RoboCop: The Thinking Man’s Action Movie

Robocop 2014

“Dead or alive, you’re coming with me.”

In 1987, director Paul Verhoeven introduced America to a modern Frankenstein, an unholy alchemy of Kevlar-coated titanium, cutting edge robotics, and bullet-riddled flesh. In Robocop, the post-flatline second act of Officer Alex Murphy offered durable street justice to a battered, demoralized urban landscape, devoid of hope and flush with illegal narcotics. Robocop patrols a broken America, where news stories wring gallows humor from international tragedy, where slapstick comedy appears the highest form of mainstream art. Human life is cheap, especially if you wear a badge, and collective bargaining does not quite apply to those deputized to combat a criminal element as militarized as they are amoral.
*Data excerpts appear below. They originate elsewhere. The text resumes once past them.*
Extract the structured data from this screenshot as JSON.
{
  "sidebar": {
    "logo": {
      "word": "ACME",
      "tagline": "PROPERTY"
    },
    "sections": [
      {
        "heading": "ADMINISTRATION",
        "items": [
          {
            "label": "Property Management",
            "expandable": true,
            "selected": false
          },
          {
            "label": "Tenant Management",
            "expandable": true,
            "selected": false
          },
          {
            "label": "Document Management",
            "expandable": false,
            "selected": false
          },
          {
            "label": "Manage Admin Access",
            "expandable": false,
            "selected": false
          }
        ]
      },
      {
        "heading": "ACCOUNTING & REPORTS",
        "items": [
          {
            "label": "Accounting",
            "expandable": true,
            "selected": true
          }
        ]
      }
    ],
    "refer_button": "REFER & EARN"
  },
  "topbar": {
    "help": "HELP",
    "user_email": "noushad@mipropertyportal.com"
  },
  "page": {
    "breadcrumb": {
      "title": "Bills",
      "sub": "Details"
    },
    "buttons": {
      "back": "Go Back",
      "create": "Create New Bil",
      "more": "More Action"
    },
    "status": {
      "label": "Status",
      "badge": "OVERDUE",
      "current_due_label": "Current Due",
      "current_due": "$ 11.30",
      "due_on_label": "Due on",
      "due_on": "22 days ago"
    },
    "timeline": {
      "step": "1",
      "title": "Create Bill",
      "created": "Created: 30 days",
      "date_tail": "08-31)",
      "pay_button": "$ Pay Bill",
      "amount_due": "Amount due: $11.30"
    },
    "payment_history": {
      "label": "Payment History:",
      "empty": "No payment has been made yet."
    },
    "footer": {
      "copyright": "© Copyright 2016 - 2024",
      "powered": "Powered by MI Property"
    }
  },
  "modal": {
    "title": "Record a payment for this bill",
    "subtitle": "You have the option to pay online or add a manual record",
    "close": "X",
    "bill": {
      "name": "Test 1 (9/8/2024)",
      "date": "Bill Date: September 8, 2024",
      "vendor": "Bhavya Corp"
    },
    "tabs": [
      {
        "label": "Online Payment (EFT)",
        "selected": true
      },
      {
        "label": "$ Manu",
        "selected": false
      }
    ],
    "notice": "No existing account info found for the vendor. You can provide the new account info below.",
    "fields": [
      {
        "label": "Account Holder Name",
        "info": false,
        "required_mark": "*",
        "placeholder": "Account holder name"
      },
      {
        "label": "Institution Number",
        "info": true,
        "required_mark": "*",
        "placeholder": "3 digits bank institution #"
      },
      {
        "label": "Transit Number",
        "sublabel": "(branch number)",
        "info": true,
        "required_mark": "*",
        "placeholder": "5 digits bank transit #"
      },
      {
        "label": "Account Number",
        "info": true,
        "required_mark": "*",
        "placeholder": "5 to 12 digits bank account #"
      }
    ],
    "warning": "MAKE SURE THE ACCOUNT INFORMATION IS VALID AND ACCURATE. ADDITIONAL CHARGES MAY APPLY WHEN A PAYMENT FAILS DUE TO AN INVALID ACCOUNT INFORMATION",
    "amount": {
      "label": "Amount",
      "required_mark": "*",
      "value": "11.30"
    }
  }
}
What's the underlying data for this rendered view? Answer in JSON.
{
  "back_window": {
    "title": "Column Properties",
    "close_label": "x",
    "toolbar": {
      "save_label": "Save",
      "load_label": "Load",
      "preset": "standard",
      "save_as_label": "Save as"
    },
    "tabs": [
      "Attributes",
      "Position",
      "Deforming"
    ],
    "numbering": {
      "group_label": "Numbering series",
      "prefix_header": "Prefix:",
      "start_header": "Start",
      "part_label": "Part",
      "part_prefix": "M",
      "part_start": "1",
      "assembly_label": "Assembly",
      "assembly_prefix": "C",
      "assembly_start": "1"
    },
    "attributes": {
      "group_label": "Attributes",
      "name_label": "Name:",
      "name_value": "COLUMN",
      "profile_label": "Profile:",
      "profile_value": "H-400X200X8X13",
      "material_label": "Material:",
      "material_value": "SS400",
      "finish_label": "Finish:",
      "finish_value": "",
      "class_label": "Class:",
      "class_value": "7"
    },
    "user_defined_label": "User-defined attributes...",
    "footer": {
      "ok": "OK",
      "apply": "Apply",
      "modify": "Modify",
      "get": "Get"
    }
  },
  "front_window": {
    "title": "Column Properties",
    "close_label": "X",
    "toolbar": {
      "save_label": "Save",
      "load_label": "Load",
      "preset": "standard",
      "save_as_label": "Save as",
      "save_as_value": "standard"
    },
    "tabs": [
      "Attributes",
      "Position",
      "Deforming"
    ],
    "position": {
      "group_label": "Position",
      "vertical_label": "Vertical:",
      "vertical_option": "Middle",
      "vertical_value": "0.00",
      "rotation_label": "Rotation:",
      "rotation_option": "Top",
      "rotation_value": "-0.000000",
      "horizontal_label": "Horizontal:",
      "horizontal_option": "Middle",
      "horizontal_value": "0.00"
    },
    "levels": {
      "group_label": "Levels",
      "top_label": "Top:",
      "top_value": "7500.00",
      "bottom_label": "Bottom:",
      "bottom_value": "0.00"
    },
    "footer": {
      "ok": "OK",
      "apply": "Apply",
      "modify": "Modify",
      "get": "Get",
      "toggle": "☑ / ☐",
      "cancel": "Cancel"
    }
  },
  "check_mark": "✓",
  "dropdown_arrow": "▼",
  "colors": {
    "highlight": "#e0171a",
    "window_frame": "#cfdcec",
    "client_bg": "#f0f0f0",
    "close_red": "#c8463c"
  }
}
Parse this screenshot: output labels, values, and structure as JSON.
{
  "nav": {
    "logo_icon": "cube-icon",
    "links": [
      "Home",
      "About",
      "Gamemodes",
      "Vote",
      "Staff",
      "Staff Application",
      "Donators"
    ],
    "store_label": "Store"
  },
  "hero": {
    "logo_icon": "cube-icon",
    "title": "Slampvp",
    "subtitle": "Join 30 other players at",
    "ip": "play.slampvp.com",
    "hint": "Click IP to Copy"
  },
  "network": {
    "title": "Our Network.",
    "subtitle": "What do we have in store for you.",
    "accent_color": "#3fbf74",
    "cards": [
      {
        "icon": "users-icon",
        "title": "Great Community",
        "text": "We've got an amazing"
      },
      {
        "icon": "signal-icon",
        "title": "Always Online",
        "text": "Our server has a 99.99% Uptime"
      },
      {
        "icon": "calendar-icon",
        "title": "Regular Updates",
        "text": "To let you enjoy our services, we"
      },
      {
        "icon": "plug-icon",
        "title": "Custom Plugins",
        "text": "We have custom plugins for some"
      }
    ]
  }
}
"I had to kill Bob Morton because he made a mistake. Now, it's time to erase that mistake." - Dick Jones

“I had to kill Bob Morton because he made a mistake. Now, it’s time to erase that mistake.” – Dick Jones

In 1987, Robocop was presented as a corporate solution to American failure, specifically the failure of domestic policy to address widespread unemployment, violent crime, and drug addiction in metropolitan areas. The villains of Old Detroit in this original are played by Kurtwood Smith and Ronny Cox; Smith’s cop-killing Clarence Boddicker displays a smarmy ruthlessness recognizable only to those familiar with small business owners or middle managers, while Cox’s Dick Jones, Senior Vice-President at Omni Consumer Products, personifies the Reaganomics-era corporate executive, in conservative three-piece Brooks Brothers Cox embodies the dour greed and polished vision of the Eighties’ corporate raider better than Michael Douglas’ Gordon Gekko or any of Bret Easton Ellis’ creations. This is science fiction satire, where the audience reflects on the failure of the American experiment through its interactions with street murder and sadistic research and development.